The biggest problem area though is the batting.  Du Plessis and David Miller performed well in Australia, but for the rest there was nothing to write home about.  A lot is being made of the return from injury of Hashim Amla and JP Duminy, but I’m not so sure whether they will make the difference.  Firstly, both carry the scars of previous failed World Cup campaigns.  Secondly, there were signs before his injury that Amla isn’t the player he used to be.  Of course, I would love it he proves me wrong.  On the other hand, Duminy was the best batsman on the Sri Lankan tour and also gives you the option of an extra spin bowler.  He could strengthen the middle order.

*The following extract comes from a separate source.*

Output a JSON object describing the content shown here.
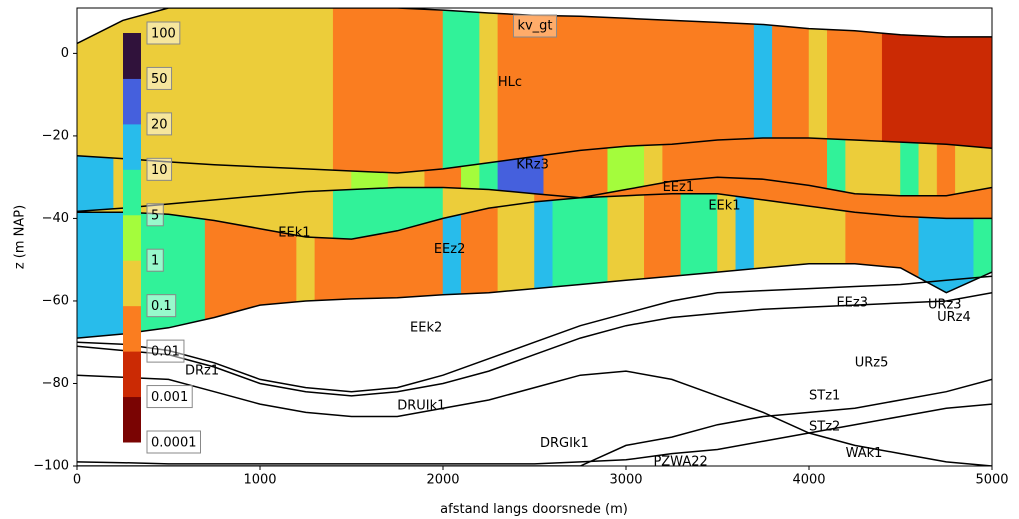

Most worrying for Gibson and Du Plessis must be the form of Quinton de Kock.  De Kock has struggled of late, in all formats, and one cannot think of any innings of substance he has played recently.  Being the first choice wicketkeeper doesn’t make the problem any easier.  A misfiring De Kock will put a serious dent in the Proteas’ World Cup chances.  Fortunately the converse is also true for De Kock; so the Proteas will have to stick with him and hope he finds his magic touch.

With the brilliance of AB de Villiers there for all to see in the Mzansi Super League, it is no small wonder that the talk of a World Cup return just doesn’t want to go away.  One swallow doesn’t make the summer, but it does look like De Villiers could be the one missing jigsaw piece standing between South Africa and a realistic chance at the World Cup.